= Andrey Rozhkov =

Russian diplomat

Andrey Nikolayevich Rozhkov (Андре́й Никола́евич Рожко́в; born 5 November 1944) is a Russian diplomat. He was the Ambassador Extraordinary and Plenipotentiary of the Russian Federation to Singapore between 2005 and 2011.

==Early life and family==
Rozhkov graduated from the Moscow State Institute of International Relations of the Ministry of Foreign Affairs of the USSR in 1968 and joined the diplomatic service.

He speaks Chinese and English.

He is married and has two daughters.

==Career==
Rozhkov started his career abroad in 1970 in the USSR Embassy in the Republic of Singapore. In 1977, he was posted to the USSR Embassy in the People's Republic of China. From 1986 to 1989, he served as counsellor of the USSR Embassy in Afghanistan.

From 1989 to 1997, Rozhkov served as deputy head of the Joint Government Delegation of Russia, Kazakhstan, Kyrgyzstan and Tajikistan at formal talks with the People's Republic of China on preparation of the Shanghai Agreement (1996) on Military Confidence Building Measures in the Border Areas as well as the Moscow Agreement (1997) on Mutual Reduction of Military Forces in the Border Areas.

In 1997, he returned to the People's Republic of China as Minister-Counsellor in the Embassy of the Russian Federation there. In 2001 he came back to Moscow to occupy the post of Deputy Director, First Asian Department, in the Russian Federation's Ministry of Foreign Affairs. During 1997 to 2000, he was also head of Russia's government delegation at formal talks with the People's Republic of China on preparation of a number of agreements related to trans-border bilateral cooperation (on Joint Economic Utilization of Frontier Islands, on Shipping Navigation in Boundary Waters, on Boundary Regime etc.).
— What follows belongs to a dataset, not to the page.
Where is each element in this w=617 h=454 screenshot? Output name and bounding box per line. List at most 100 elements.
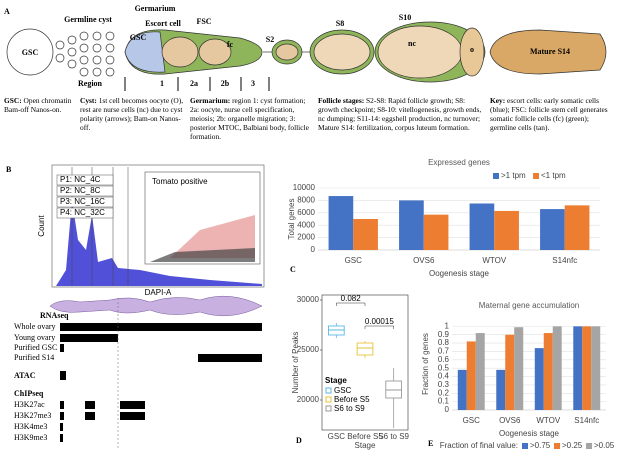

In June 2005 he was appointed as Ambassador Extraordinary and Plenipotentiary of the Russian Federation in the Republic of Singapore. He holds Diplomatic Rank of Minister Extraordinary and Plenipotentiary of the First Class. He was recalled from his duties on 31 October 2011.

==Awards==
Rozhkov has received the Order of Merit for the Fatherland (of 1st and 2nd Degrees) from his home country, as well as a number of Afghanistan state awards.